Aujourd’hui, Árpád-Xavier Bócz, l’un de ses fils, est codirecteur général et artistique de Mackinaw. Lorsque L’Express Magazine lui demande ce que ça lui fait de voir son fils à ce poste, elle devient émue. Ça la rend heureuse.

Elle constate qu’elle a transmis sa passion, mais pas seulement. Elle voit qu’elle a légué à ses enfants l’ouverture sur le monde. Et puis pour tous les danseurs qui sont passés, elle trouve que de danser chez Mackinaw, ça amène de belles valeurs. Au lieu de percevoir un étranger comme quelqu’un dont on doit avoir peur parce qu’on ne le connait pas, ils voient l’étranger comme quelqu’un qui peut leur apprendre de sa culture. «Quand tu t’ouvres sur le monde, tu t’ouvres sur tout. Tous les gens devraient danser dans la vie», fait-elle valoir.

Elle termine : «Mackinaw a été fondé en 1974 et je suis arrivée en 1984. J’ai manqué les 10 premières années. Ça fera bientôt 40 ans. Je suis passeuse de traditions, passeuse de passion. J’ai donné beaucoup, mais j’ai reçu beaucoup aussi. Si je suis devenue la personne que je suis aujourd’hui, c’est beaucoup parce que Mackinaw m’a forgée.»


Un bon souvenir de danseuse

Quand on a dansé pour la reine mère! En 1989, elle est venue à Ottawa et on a dansé pour elle. Elle est passée devant moi et Erick Tarte, je m’en souviendrai toujours. Elle nous avait dit : «Oh, vous avez de beaux chapeaux!» Ça m’a marquée pour la vie. (NDLR : Il s’agissait de la dernière visite de la reine mère au Canada, elle qui est décédée en 2002)
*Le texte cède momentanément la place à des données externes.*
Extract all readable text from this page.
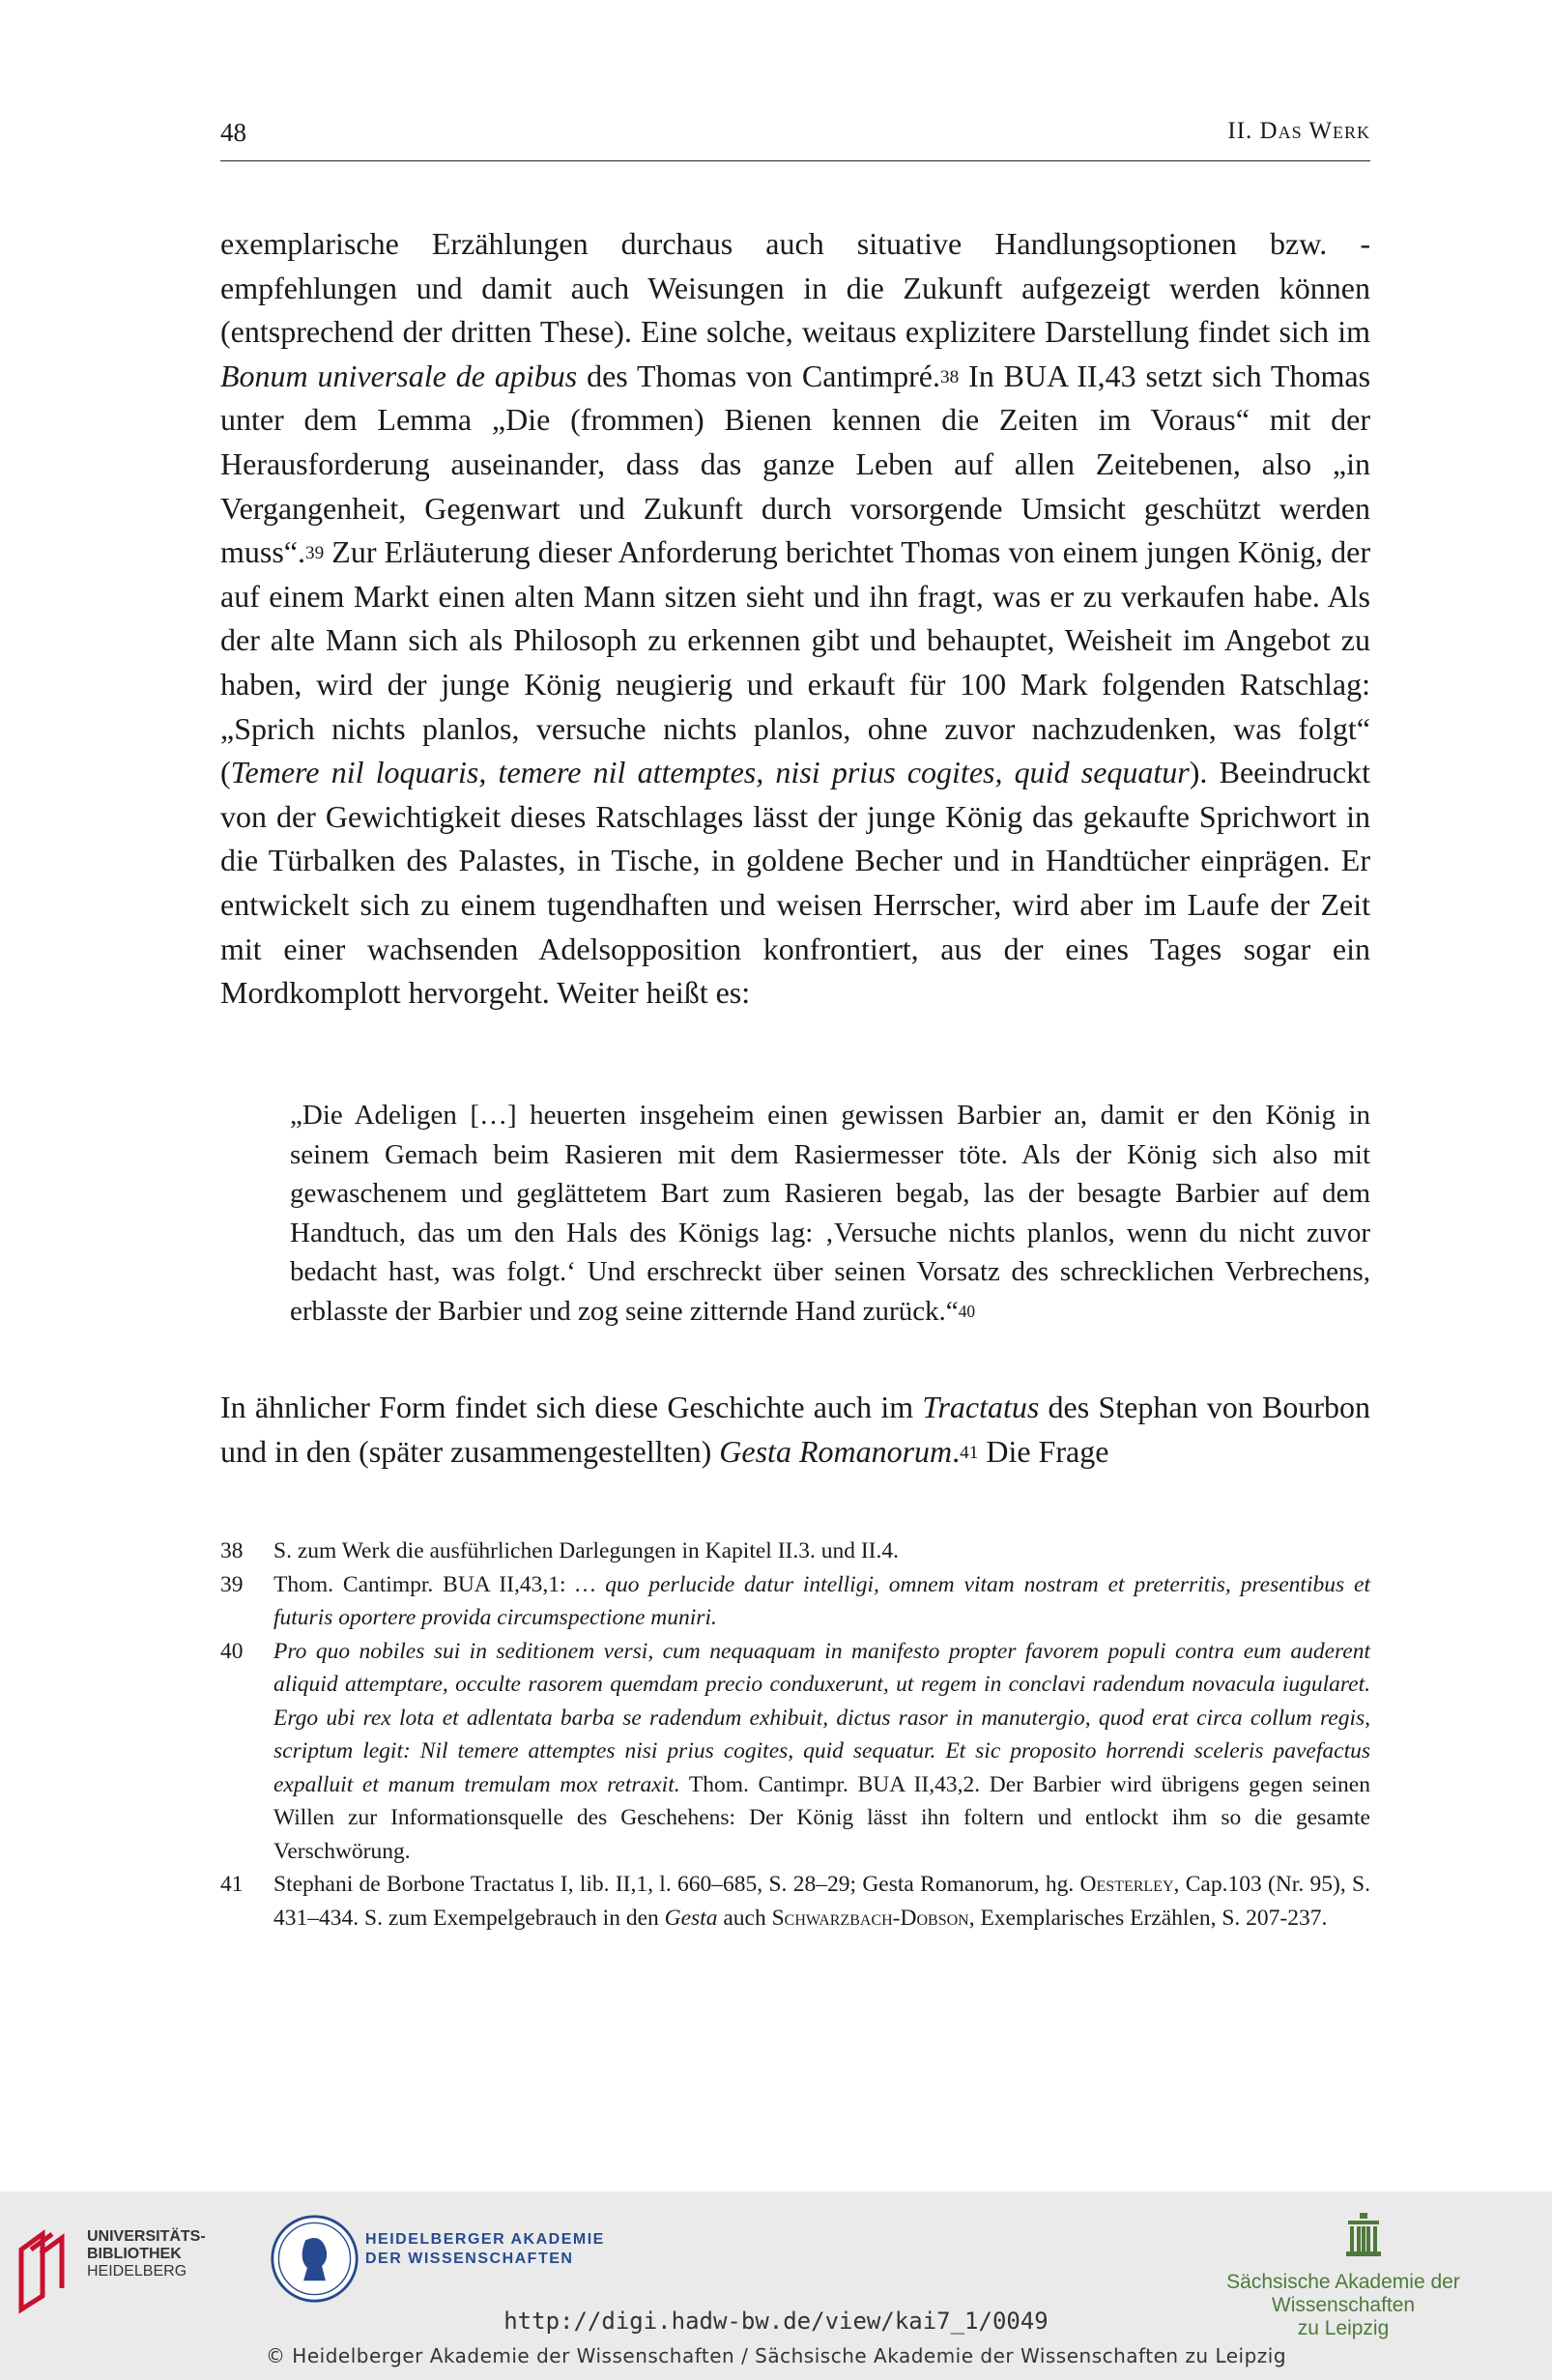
48	II. Das Werk

exemplarische Erzählungen durchaus auch situative Handlungsoptionen bzw. -empfehlungen und damit auch Weisungen in die Zukunft aufgezeigt werden können (entsprechend der dritten These). Eine solche, weitaus explizitere Darstellung findet sich im Bonum universale de apibus des Thomas von Cantimpré.$^{38}$ In BUA II,43 setzt sich Thomas unter dem Lemma „Die (frommen) Bienen kennen die Zeiten im Voraus“ mit der Herausforderung auseinander, dass das ganze Leben auf allen Zeitebenen, also „in Vergangenheit, Gegenwart und Zukunft durch vorsorgende Umsicht geschützt werden muss“.$^{39}$ Zur Erläuterung dieser Anforderung berichtet Thomas von einem jungen König, der auf einem Markt einen alten Mann sitzen sieht und ihn fragt, was er zu verkaufen habe. Als der alte Mann sich als Philosoph zu erkennen gibt und behauptet, Weisheit im Angebot zu haben, wird der junge König neugierig und erkauft für 100 Mark folgenden Ratschlag: „Sprich nichts planlos, versuche nichts planlos, ohne zuvor nachzudenken, was folgt“ (Temere nil loquaris, temere nil attemptes, nisi prius cogites, quid sequatur). Beeindruckt von der Gewichtigkeit dieses Ratschlages lässt der junge König das gekaufte Sprichwort in die Türbalken des Palastes, in Tische, in goldene Becher und in Handtücher einprägen. Er entwickelt sich zu einem tugendhaften und weisen Herrscher, wird aber im Laufe der Zeit mit einer wachsenden Adelsopposition konfrontiert, aus der eines Tages sogar ein Mordkomplott hervorgeht. Weiter heißt es:

„Die Adeligen […] heuerten insgeheim einen gewissen Barbier an, damit er den König in seinem Gemach beim Rasieren mit dem Rasiermesser töte. Als der König sich also mit gewaschenem und geglättetem Bart zum Rasieren begab, las der besagte Barbier auf dem Handtuch, das um den Hals des Königs lag: ‚Versuche nichts planlos, wenn du nicht zuvor bedacht hast, was folgt.‘ Und erschreckt über seinen Vorsatz des schrecklichen Verbrechens, erblasste der Barbier und zog seine zitternde Hand zurück.“$^{40}$

In ähnlicher Form findet sich diese Geschichte auch im Tractatus des Stephan von Bourbon und in den (später zusammengestellten) Gesta Romanorum.$^{41}$ Die Frage

38	S. zum Werk die ausführlichen Darlegungen in Kapitel II.3. und II.4.
39	Thom. Cantimpr. BUA II,43,1: … quo perlucide datur intelligi, omnem vitam nostram et preterritis, presentibus et futuris oportere provida circumspectione muniri.
40	Pro quo nobiles sui in seditionem versi, cum nequaquam in manifesto propter favorem populi contra eum auderent aliquid attemptare, occulte rasorem quemdam precio conduxerunt, ut regem in conclavi radendum novacula iugularet. Ergo ubi rex lota et adlentata barba se radendum exhibuit, dictus rasor in manutergio, quod erat circa collum regis, scriptum legit: Nil temere attemptes nisi prius cogites, quid sequatur. Et sic proposito horrendi sceleris pavefactus expalluit et manum tremulam mox retraxit. Thom. Cantimpr. BUA II,43,2. Der Barbier wird übrigens gegen seinen Willen zur Informationsquelle des Geschehens: Der König lässt ihn foltern und entlockt ihm so die gesamte Verschwörung.
41	Stephani de Borbone Tractatus I, lib. II,1, l. 660–685, S. 28–29; Gesta Romanorum, hg. Oesterley, Cap.103 (Nr. 95), S. 431–434. S. zum Exempelgebrauch in den Gesta auch Schwarzbach-Dobson, Exemplarisches Erzählen, S. 207-237.
UNIVERSITÄTS-
BIBLIOTHEK
HEIDELBERG
HEIDELBERGER AKADEMIE
DER WISSENSCHAFTEN
Sächsische Akademie der Wissenschaften
zu Leipzig
http://digi.hadw-bw.de/view/kai7_1/0049
© Heidelberger Akademie der Wissenschaften / Sächsische Akademie der Wissenschaften zu Leipzig
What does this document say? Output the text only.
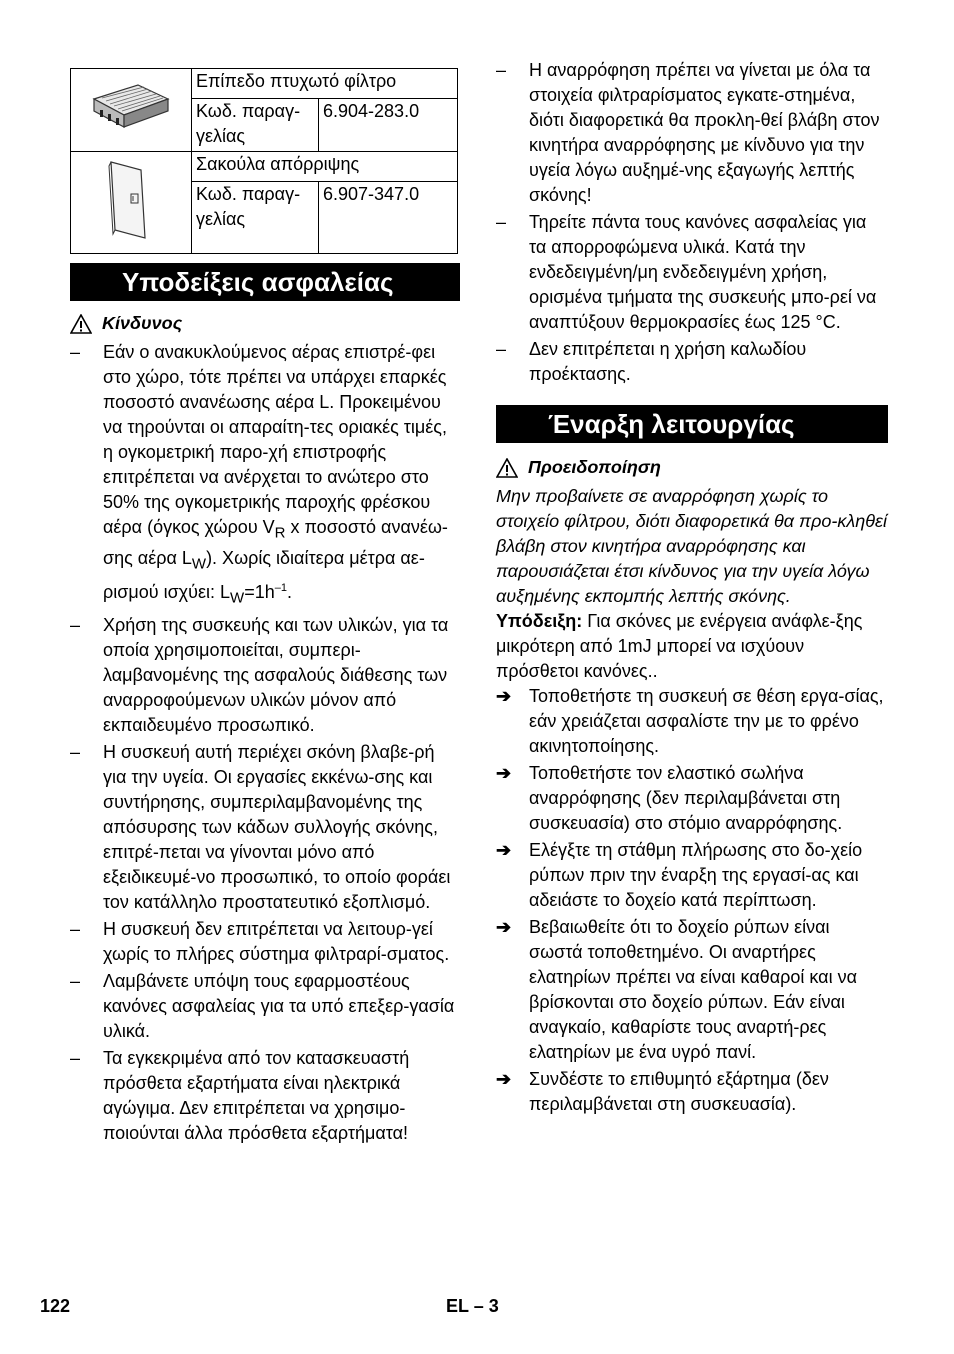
	Επίπεδο πτυχωτό φίλτρο	
	Κωδ. παραγ-
γελίας	6.904-283.0
	Σακούλα απόρριψης	
	Κωδ. παραγ-
γελίας	6.907-347.0
Υποδείξεις ασφαλείας
Κίνδυνος
– Εάν ο ανακυκλούμενος αέρας επιστρέ-φει στο χώρο, τότε πρέπει να υπάρχει επαρκές ποσοστό ανανέωσης αέρα L. Προκειμένου να τηρούνται οι απαραίτη-τες οριακές τιμές, η ογκομετρική παρο-χή επιστροφής επιτρέπεται να ανέρχεται το ανώτερο στο 50% της ογκομετρικής παροχής φρέσκου αέρα (όγκος χώρου $V_R$ x ποσοστό ανανέω-σης αέρα $L_W$). Χωρίς ιδιαίτερα μέτρα αε-ρισμού ισχύει: $L_W=1h^{-1}$.
– Χρήση της συσκευής και των υλικών, για τα οποία χρησιμοποιείται, συμπερι-λαμβανομένης της ασφαλούς διάθεσης των αναρροφούμενων υλικών μόνον από εκπαιδευμένο προσωπικό.
– Η συσκευή αυτή περιέχει σκόνη βλαβε-ρή για την υγεία. Οι εργασίες εκκένω-σης και συντήρησης, συμπεριλαμβανομένης της απόσυρσης των κάδων συλλογής σκόνης, επιτρέ-πεται να γίνονται μόνο από εξειδικευμέ-νο προσωπικό, το οποίο φοράει τον κατάλληλο προστατευτικό εξοπλισμό.
– Η συσκευή δεν επιτρέπεται να λειτουρ-γεί χωρίς το πλήρες σύστημα φιλτραρί-σματος.
– Λαμβάνετε υπόψη τους εφαρμοστέους κανόνες ασφαλείας για τα υπό επεξερ-γασία υλικά.
– Τα εγκεκριμένα από τον κατασκευαστή πρόσθετα εξαρτήματα είναι ηλεκτρικά αγώγιμα. Δεν επιτρέπεται να χρησιμο-ποιούνται άλλα πρόσθετα εξαρτήματα!
– Η αναρρόφηση πρέπει να γίνεται με όλα τα στοιχεία φιλτραρίσματος εγκατε-στημένα, διότι διαφορετικά θα προκλη-θεί βλάβη στον κινητήρα αναρρόφησης με κίνδυνο για την υγεία λόγω αυξημέ-νης εξαγωγής λεπτής σκόνης!
– Τηρείτε πάντα τους κανόνες ασφαλείας για τα απορροφώμενα υλικά. Κατά την ενδεδειγμένη/μη ενδεδειγμένη χρήση, ορισμένα τμήματα της συσκευής μπο-ρεί να αναπτύξουν θερμοκρασίες έως 125 °C.
– Δεν επιτρέπεται η χρήση καλωδίου προέκτασης.
Έναρξη λειτουργίας
Προειδοποίηση

Μην προβαίνετε σε αναρρόφηση χωρίς το στοιχείο φίλτρου, διότι διαφορετικά θα προ-κληθεί βλάβη στον κινητήρα αναρρόφησης και παρουσιάζεται έτσι κίνδυνος για την υγεία λόγω αυξημένης εκπομπής λεπτής σκόνης.

Υπόδειξη: Για σκόνες με ενέργεια ανάφλε-ξης μικρότερη από 1mJ μπορεί να ισχύουν πρόσθετοι κανόνες..

➔ Τοποθετήστε τη συσκευή σε θέση εργα-σίας, εάν χρειάζεται ασφαλίστε την με το φρένο ακινητοποίησης.
➔ Τοποθετήστε τον ελαστικό σωλήνα αναρρόφησης (δεν περιλαμβάνεται στη συσκευασία) στο στόμιο αναρρόφησης.
➔ Ελέγξτε τη στάθμη πλήρωσης στο δο-χείο ρύπων πριν την έναρξη της εργασί-ας και αδειάστε το δοχείο κατά περίπτωση.
➔ Βεβαιωθείτε ότι το δοχείο ρύπων είναι σωστά τοποθετημένο. Οι αναρτήρες ελατηρίων πρέπει να είναι καθαροί και να βρίσκονται στο δοχείο ρύπων. Εάν είναι αναγκαίο, καθαρίστε τους αναρτή-ρες ελατηρίων με ένα υγρό πανί.
➔ Συνδέστε το επιθυμητό εξάρτημα (δεν περιλαμβάνεται στη συσκευασία).
122	EL – 3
Un bon souvenir comme chorégraphe 

Les moments au Mondial des cultures. Quand il y avait quatre pays et qu’il fallait monter un numéro… On ne le réalisait pas à l’époque, mais c’était quatre troupes qui parlaient quatre langues, ils se ramassaient 100 danseurs sur la scène et ils faisaient un numéro commun… Ça, j’avais des frissons.